After spending at least 25 years operating out of Carpentersville, Community Unit District 300 is packing up and moving its headquarters to Algonquin.

By a unanimous vote Monday night -- and amid criticism from three parents -- the school board approved erecting a new administration building estimated to cost between $5 million and $5.5 million on property it owns near Jacobs High School at Golden Eagle and Harnish drives.

In a related move the same night, the board also approved moving Oak Ridge School, a Carpentersville alternative school housed in trailers, to the existing central office, which will undergo renovations to accommodate a maximum of 130 students. That project, due to start in April and end in July, is estimated to cost around $1.2 million.

Officials said this move has been 17 years in the making and gives students and staff more space.

Meanwhile, the 32,200-square-foot administration building will house 100 staff members and have the ability to accommodate at least 150 visitors, documents show. Construction is expected to begin in April.

Right now, the central office staff is spread among the Carpentersville headquarters, Hampshire High School, Carpentersville Middle School, Westfield Community School in Algonquin and the deLacey Family Education Center in West Dundee, an inefficient situation, Trustee Joe Stevens said.

"We're using this as an opportunity, with the Oak Ridge move, to bring them together like we've always wanted and put them in their own facility," Stevens said in an earlier interview. "Businesses run better when your central office is together and not spread out all over God's creation. This is a school district and it operates like a business."

The three parents who spoke out against the project asked the board to wait until it heard more feedback from the community, saying the plan was poorly communicated to residents. Board President Anne Miller and trustees Susie Kopacz and Kathleen Burley acknowledged the district could have done a better job getting the word out to residents.

"What we've done wasn't enough," Miller said.

Carpentersville resident Billita Jacobsen also said the district should address various structural issues at Lakewood School before it spends millions on a new administration building. A staff member is scheduled to visit Lakewood Tuesday morning to check into her complaints.

"Shouldn't the students come first?" Jacobsen asked.

Records show the district spent six months reviewing 23 other properties in eight towns for the administration center.

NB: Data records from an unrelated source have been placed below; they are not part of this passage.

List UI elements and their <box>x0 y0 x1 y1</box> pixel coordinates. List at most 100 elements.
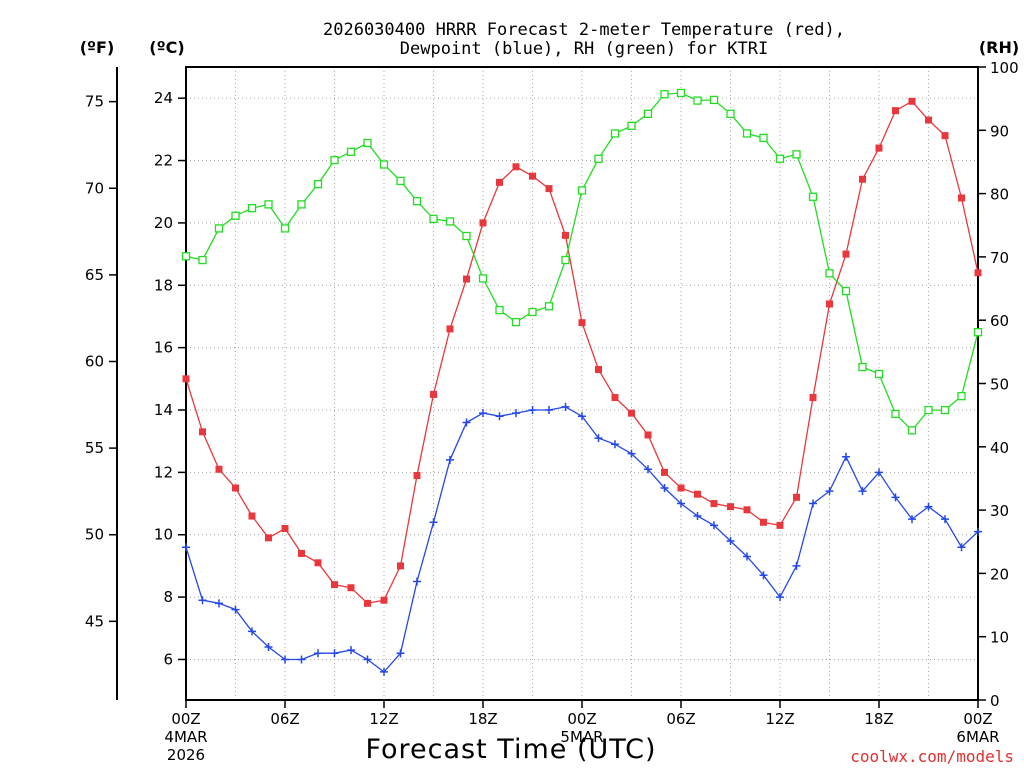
rh-point <box>445 217 455 226</box>
dewpoint-point <box>479 409 487 418</box>
x-axis-title: Forecast Time (UTC) <box>365 734 656 765</box>
dewpoint-point <box>908 515 916 524</box>
credit-text: coolwx.com/models <box>850 747 1014 766</box>
temperature-point <box>958 194 965 202</box>
temperature-point <box>842 250 850 258</box>
x-tick-year-label: 2026 <box>167 746 205 764</box>
rh-point <box>544 302 554 311</box>
fahrenheit-tick-label: 75 <box>85 93 104 111</box>
temperature-point <box>974 269 982 277</box>
dewpoint-point <box>858 487 867 496</box>
temperature-point <box>298 549 305 557</box>
dewpoint-point <box>446 455 454 464</box>
dewpoint-point <box>413 577 421 586</box>
temperature-point <box>941 132 949 140</box>
temperature-point <box>314 559 322 567</box>
temperature-point <box>347 584 355 592</box>
dewpoint-point <box>792 561 801 570</box>
rh-point <box>825 269 834 278</box>
dewpoint-point <box>776 593 784 602</box>
dewpoint-point <box>512 409 520 418</box>
temperature-point <box>479 219 487 227</box>
celsius-tick-label: 14 <box>154 401 173 419</box>
dewpoint-point <box>264 642 273 651</box>
rh-point <box>511 317 521 327</box>
fahrenheit-unit-label: (ºF) <box>80 38 115 57</box>
temperature-point <box>760 518 767 526</box>
dewpoint-point <box>363 655 372 664</box>
temperature-point <box>562 231 569 239</box>
rh-point <box>891 409 900 419</box>
celsius-tick-label: 20 <box>154 214 173 232</box>
rh-point <box>429 214 438 224</box>
grid <box>186 67 978 700</box>
fahrenheit-tick-label: 65 <box>85 266 104 284</box>
rh-point <box>775 154 785 163</box>
rh-tick-label: 80 <box>990 186 1009 204</box>
dewpoint-point <box>594 434 603 443</box>
temperature-point <box>809 394 817 402</box>
rh-point <box>561 255 570 265</box>
chart-title-line-2: Dewpoint (blue), RH (green) for KTRI <box>400 39 768 59</box>
dewpoint-point <box>248 627 256 636</box>
rh-tick-label: 70 <box>990 249 1009 267</box>
temperature-point <box>776 521 784 529</box>
rh-point <box>577 186 587 195</box>
temperature-point <box>677 484 685 492</box>
temperature-point <box>248 512 256 520</box>
celsius-tick-label: 16 <box>154 339 173 357</box>
rh-point <box>610 129 620 138</box>
temperature-point <box>925 116 932 124</box>
dewpoint-point <box>644 465 652 474</box>
dewpoint-point <box>545 406 553 415</box>
x-tick-label: 12Z <box>765 710 794 728</box>
rh-point <box>247 204 257 213</box>
celsius-tick-label: 6 <box>163 650 173 668</box>
dewpoint-point <box>528 406 537 415</box>
x-tick-label: 00Z <box>567 710 596 728</box>
x-tick-label: 00Z <box>963 710 992 728</box>
rh-point <box>924 405 933 415</box>
temperature-point <box>446 325 454 333</box>
rh-point <box>693 96 702 105</box>
temperature-point <box>545 185 553 193</box>
rh-point <box>957 392 966 401</box>
temperature-point <box>908 97 916 105</box>
temperature-point <box>611 394 619 402</box>
x-tick-label: 18Z <box>864 710 893 728</box>
rh-point <box>726 109 735 118</box>
fahrenheit-tick-label: 50 <box>85 526 104 544</box>
rh-tick-label: 30 <box>990 502 1009 520</box>
rh-point <box>858 362 867 372</box>
dewpoint-point <box>396 649 405 658</box>
dewpoint-point <box>957 543 966 552</box>
temperature-point <box>182 375 190 383</box>
temperature-point <box>743 506 751 514</box>
rh-point <box>495 305 504 315</box>
temperature-point <box>397 562 404 570</box>
temperature-point <box>710 500 718 508</box>
fahrenheit-tick-label: 55 <box>85 439 104 457</box>
dewpoint-point <box>627 449 636 458</box>
temperature-point <box>232 484 239 492</box>
dewpoint-point <box>693 512 702 521</box>
dewpoint-point <box>231 605 240 614</box>
dewpoint-point <box>891 493 900 502</box>
temperature-point <box>661 468 668 476</box>
x-tick-date-label: 4MAR <box>164 728 207 746</box>
fahrenheit-tick-label: 70 <box>85 179 104 197</box>
rh-tick-label: 60 <box>990 312 1009 330</box>
dewpoint-point <box>281 655 289 664</box>
rh-tick-label: 20 <box>990 565 1009 583</box>
rh-point <box>313 179 323 189</box>
dewpoint-point <box>825 487 834 496</box>
temperature-point <box>331 581 338 589</box>
dewpoint-point <box>330 649 339 658</box>
fahrenheit-tick-label: 45 <box>85 612 104 630</box>
dewpoint-point <box>198 596 207 605</box>
rh-point <box>330 155 339 165</box>
celsius-tick-label: 8 <box>163 588 173 606</box>
temperature-point <box>727 503 734 511</box>
rh-point <box>940 405 950 415</box>
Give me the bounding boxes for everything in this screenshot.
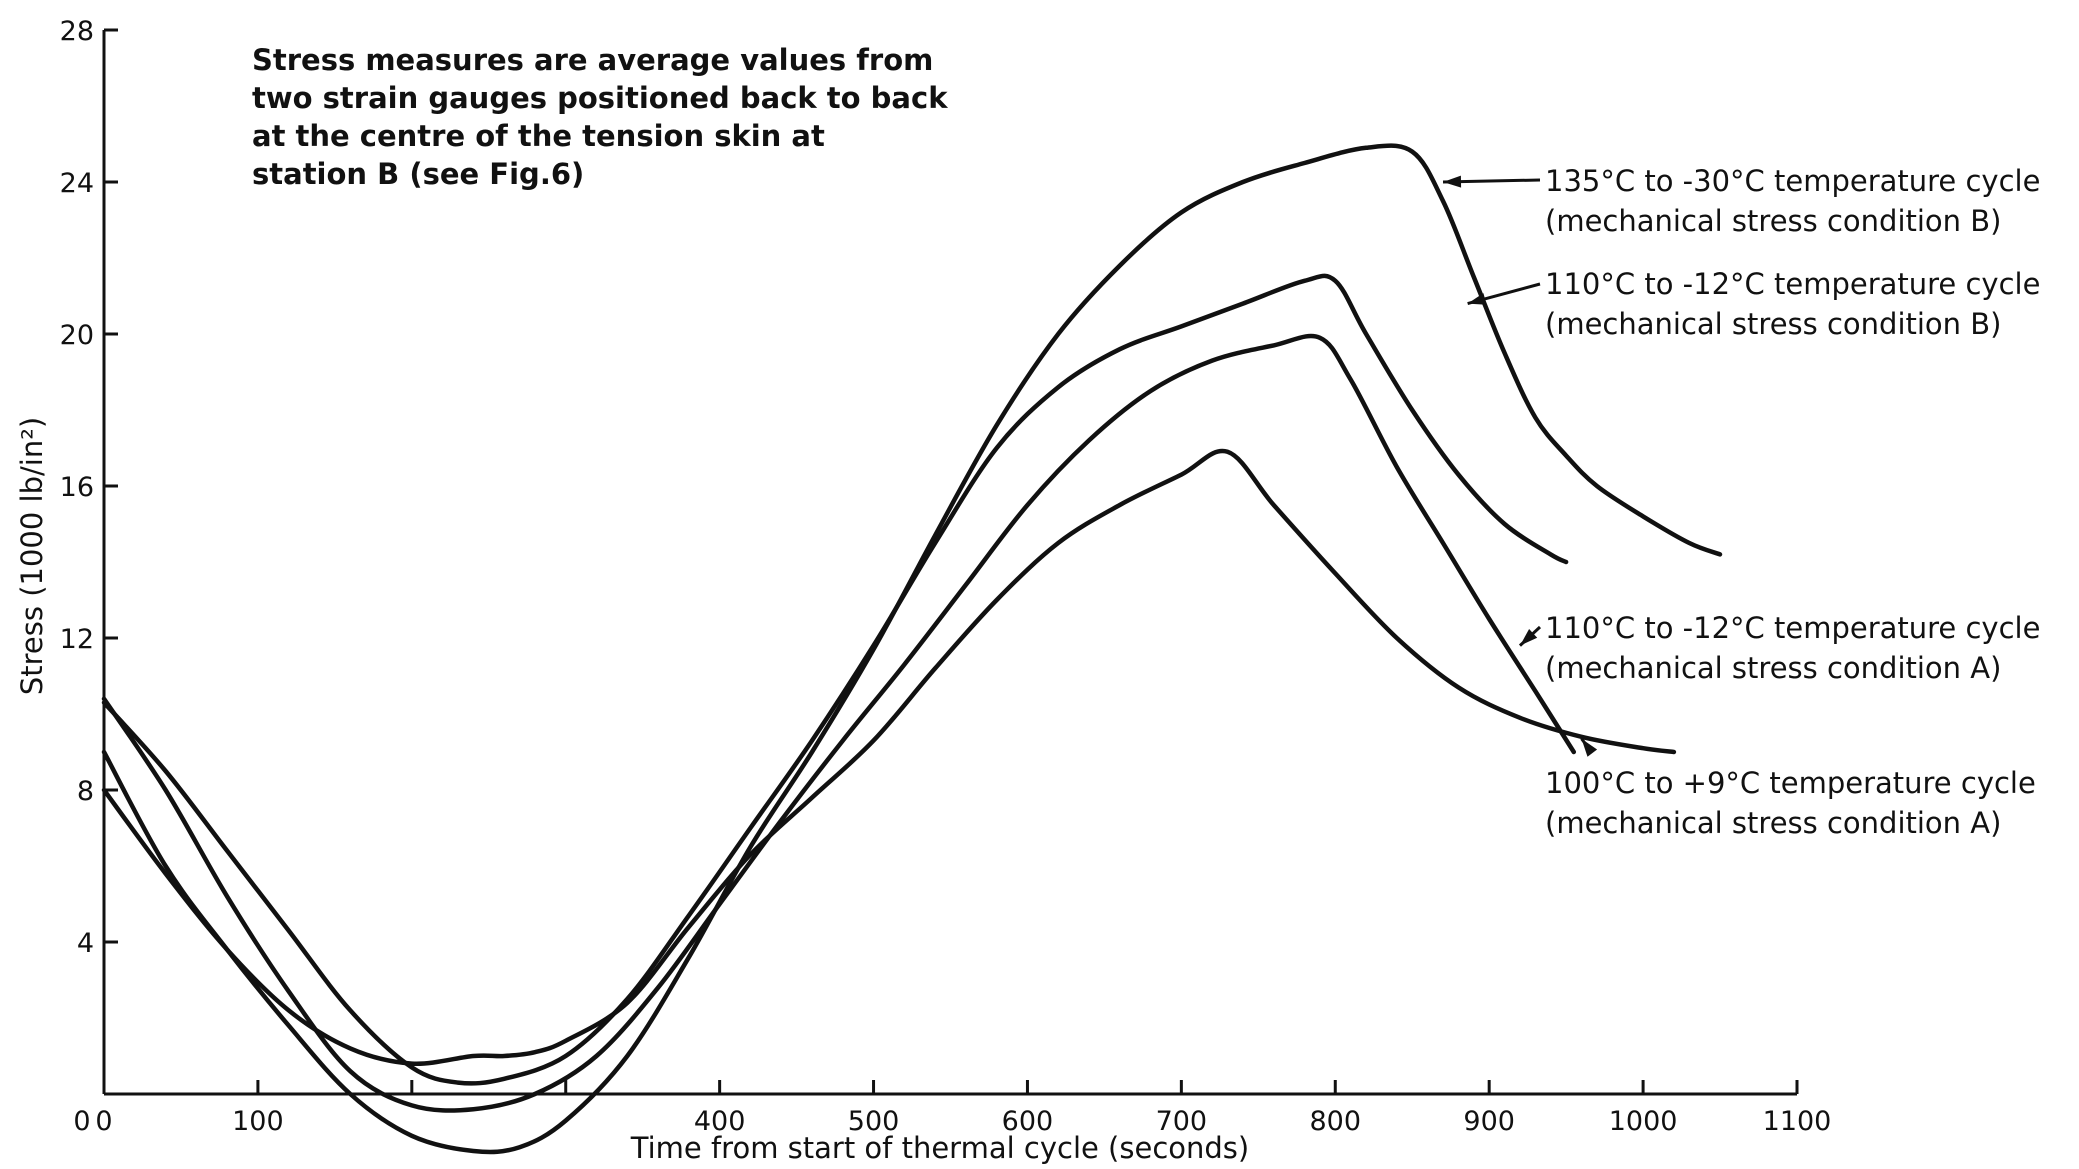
series-135c-to-minus30c-b <box>104 146 1720 1152</box>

But the board rejected them for various reasons, including parking issues, too much or too little square footage in the proposed buildings, the expense of securing land and more.

While the idea of constructing a building to be the central office is new, the concept of having the district's staff all together has been around since 2006, Stevens said.

The transition plan calls for the central office staff at the current headquarters to move to Hampshire High School until the new building opens in December.

After using $1.2 million from the capital projects budget, $750,000 from the proceeds of the Oak Ridge sale and a $50,000 construction grant from the Illinois State Board of Education, the district would need roughly $5 million more to pay for both projects, Finance Director Susan Harkin said.

The district hopes to fund the remainder with an anticipated $35 million to $60 million the state has owed the district for 10 years. The state is expected to release the money within the next six to nine months, Harkin said.

Issuing debt certificates -- interest bearing bonds that do not require a referendum -- would be a last resort, she said.